Country bars aren't typical meat markets. "People communicate. They talk to you," says Sharon Vincent, a Mount Holly executive secretary who cruises the country scene.
Fragile egos can survive here, in the sea of ruffled skirts and gold teeth, amid the doctors and lawyers and such who gather. "At other clubs, people look you up and down and say: 'Maybe I'll dance with you.' Here, everyone dances with everyone," says Richard Gordon, 54, a Medford Lakes physical therapist who teaches his patients and their families to two-step.
"Ours is an older crowd, that can't relate to rap, and they get tired of oldies" says Anefson. They're also an early crowd. "They go out early and come home early, because they're working class."
"I used to do ballroom, disco and rock dancing," says Dennis M. Lynch, 54, a Haddonfield Realtor. "But I find country much more uplifting. It's more like a family situation, not a club atmosphere."
Indeed, for the most part, country fans don't seem to be big drinkers. "If you get a buzz, you can't do the dances," explains Anefson. "They are very intricate."
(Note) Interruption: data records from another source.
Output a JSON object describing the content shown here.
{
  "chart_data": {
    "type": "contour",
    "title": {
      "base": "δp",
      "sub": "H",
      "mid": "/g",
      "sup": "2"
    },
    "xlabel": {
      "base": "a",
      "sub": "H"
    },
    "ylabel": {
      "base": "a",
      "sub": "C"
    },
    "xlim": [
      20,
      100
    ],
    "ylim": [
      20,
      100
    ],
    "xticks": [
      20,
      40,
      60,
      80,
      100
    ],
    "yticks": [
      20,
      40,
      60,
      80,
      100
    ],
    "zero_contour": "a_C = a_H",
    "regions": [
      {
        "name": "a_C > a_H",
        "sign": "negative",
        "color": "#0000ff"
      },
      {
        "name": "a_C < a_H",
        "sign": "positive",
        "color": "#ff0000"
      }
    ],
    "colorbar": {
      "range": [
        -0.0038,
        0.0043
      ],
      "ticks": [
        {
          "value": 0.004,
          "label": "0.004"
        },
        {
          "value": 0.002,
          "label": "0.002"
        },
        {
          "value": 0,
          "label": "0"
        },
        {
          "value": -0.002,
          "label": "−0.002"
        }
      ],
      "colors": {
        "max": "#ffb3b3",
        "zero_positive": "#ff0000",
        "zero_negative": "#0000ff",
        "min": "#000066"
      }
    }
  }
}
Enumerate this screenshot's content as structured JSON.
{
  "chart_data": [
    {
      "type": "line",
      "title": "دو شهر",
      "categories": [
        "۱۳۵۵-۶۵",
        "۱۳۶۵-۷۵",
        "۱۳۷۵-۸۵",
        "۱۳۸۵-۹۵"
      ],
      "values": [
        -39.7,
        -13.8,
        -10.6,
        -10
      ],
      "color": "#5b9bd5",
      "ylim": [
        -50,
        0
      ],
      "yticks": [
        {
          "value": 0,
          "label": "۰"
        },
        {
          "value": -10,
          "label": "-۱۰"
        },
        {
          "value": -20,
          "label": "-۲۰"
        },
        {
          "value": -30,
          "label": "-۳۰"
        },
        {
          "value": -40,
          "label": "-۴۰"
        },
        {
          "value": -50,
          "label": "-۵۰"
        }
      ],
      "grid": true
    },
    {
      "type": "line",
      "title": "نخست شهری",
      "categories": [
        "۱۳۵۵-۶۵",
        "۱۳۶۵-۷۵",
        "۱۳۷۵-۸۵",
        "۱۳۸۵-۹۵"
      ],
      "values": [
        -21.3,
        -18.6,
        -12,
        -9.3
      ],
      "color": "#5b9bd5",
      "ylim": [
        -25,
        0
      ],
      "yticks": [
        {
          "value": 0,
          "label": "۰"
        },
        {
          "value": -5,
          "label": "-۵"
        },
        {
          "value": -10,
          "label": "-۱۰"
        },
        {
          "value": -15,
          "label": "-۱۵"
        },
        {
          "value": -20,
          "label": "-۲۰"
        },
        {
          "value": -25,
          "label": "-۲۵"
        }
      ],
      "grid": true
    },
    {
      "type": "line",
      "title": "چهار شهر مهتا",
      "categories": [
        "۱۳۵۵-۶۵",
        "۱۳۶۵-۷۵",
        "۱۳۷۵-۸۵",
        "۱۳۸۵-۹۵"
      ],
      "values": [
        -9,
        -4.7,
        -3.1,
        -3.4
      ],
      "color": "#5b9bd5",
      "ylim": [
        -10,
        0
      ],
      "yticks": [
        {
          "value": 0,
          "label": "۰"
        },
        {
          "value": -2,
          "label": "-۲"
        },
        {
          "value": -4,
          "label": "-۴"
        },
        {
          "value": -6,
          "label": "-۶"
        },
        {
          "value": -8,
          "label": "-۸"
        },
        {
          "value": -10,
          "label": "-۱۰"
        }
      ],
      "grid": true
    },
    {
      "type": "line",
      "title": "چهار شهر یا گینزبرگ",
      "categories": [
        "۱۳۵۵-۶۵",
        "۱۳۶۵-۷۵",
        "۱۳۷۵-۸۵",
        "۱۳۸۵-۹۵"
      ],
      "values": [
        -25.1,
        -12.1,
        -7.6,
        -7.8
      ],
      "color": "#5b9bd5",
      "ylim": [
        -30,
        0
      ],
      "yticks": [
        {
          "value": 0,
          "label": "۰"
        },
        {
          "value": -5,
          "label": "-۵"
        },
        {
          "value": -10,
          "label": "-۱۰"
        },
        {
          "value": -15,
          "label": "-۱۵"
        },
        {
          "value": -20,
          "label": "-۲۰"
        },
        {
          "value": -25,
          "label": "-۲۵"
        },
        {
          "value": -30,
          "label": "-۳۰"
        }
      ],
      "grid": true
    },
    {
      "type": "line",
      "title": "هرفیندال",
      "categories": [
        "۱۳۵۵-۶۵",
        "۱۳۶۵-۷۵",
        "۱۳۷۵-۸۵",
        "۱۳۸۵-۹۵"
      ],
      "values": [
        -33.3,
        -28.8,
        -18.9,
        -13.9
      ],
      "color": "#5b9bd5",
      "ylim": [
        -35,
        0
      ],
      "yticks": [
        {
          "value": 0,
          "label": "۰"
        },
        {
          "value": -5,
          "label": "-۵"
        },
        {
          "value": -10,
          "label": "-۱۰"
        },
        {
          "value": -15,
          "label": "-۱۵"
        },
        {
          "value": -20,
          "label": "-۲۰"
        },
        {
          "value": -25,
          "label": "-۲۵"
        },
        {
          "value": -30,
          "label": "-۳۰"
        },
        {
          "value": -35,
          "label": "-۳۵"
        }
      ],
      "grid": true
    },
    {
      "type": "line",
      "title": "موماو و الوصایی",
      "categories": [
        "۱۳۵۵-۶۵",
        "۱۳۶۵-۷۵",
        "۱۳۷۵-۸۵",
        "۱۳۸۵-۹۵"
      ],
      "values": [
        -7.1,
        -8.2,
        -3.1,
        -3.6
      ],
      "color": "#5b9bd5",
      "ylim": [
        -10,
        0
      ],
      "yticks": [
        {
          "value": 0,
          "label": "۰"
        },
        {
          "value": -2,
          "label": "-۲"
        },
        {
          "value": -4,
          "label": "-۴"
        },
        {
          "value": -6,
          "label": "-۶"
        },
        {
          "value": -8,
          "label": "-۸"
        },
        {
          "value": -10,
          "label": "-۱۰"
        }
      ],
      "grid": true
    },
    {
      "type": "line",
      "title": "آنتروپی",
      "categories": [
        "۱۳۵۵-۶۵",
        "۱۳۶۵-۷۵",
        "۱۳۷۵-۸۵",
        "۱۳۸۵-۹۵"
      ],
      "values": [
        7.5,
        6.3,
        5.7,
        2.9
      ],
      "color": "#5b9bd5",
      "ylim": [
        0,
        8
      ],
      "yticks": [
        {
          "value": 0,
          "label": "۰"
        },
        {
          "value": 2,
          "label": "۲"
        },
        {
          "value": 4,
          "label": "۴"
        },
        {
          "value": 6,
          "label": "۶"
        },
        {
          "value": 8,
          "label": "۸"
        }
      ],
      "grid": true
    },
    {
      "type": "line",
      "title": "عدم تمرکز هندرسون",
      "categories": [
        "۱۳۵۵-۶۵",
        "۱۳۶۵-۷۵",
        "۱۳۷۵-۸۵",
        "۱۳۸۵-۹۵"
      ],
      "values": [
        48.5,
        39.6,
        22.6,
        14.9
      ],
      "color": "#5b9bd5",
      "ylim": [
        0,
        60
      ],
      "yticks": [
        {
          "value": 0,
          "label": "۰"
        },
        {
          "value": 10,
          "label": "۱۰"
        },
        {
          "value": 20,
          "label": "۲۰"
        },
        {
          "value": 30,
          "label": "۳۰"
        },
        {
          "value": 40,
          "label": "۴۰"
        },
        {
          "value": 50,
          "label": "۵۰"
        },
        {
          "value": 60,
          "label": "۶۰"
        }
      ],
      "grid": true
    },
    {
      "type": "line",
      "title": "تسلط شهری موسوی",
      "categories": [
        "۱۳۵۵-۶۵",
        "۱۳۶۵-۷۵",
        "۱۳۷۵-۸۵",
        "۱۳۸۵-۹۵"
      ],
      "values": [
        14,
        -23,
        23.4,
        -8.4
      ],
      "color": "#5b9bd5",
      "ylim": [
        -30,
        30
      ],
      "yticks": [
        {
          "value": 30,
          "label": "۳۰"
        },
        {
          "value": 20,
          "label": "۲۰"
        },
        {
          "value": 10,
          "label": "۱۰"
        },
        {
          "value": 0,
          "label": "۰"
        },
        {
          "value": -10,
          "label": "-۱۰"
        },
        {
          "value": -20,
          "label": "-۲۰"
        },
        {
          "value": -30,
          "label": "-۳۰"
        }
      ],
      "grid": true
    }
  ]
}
Ethel Cintron, a Palmyra bookkeeper, has brought her husband of 33 years to Club Maverick, his first-ever visit to a country bar. "I usually listen to rock, but at those clubs there are just a bunch of coeds and yuppies. No one like us."
Julio Cintron, glancing around at the cowhide chairs and saloon-style setting, is pleased. "I'm going to learn how to be a two-steppin' fool,"
grins the construction worker. The couple bought cowboy hats, but left them in the car, planning to case the joint first to see the gear everyone else was sporting.
As far as clothing is concerned, many country fans are just weekend cowboys. "Everybody's buying boots and hats and jeans, because they all want to look the part. But during the week, they work in law offices, and they don't have a southern drawl," says Chip Williams.
Barbara Bickford owns Cowtown Cowboy Outfitters in Woodstown, one of a dozen western-wear stores in South Jersey. "Most of my customers are dancers, horse showers, people who farm and drive trucks, and motorcycle riders." She travels to Dallas and Denver three times a year to keep up with the latest hat, boot and fringe fashions.
At Club Maverick, Tim Robertson, 25, is the only black in sight - a function, clubgoers say, of the fact that there aren't many black country
artists. Robertson is also one of the few real cowboys in South Jersey. He packs a pickup and rides bulls in rodeos.
"Being a cowboy . . . you can't wear it like a coat," he says. "It's a lot of little things. We don't bother nobody, nobody bothers us."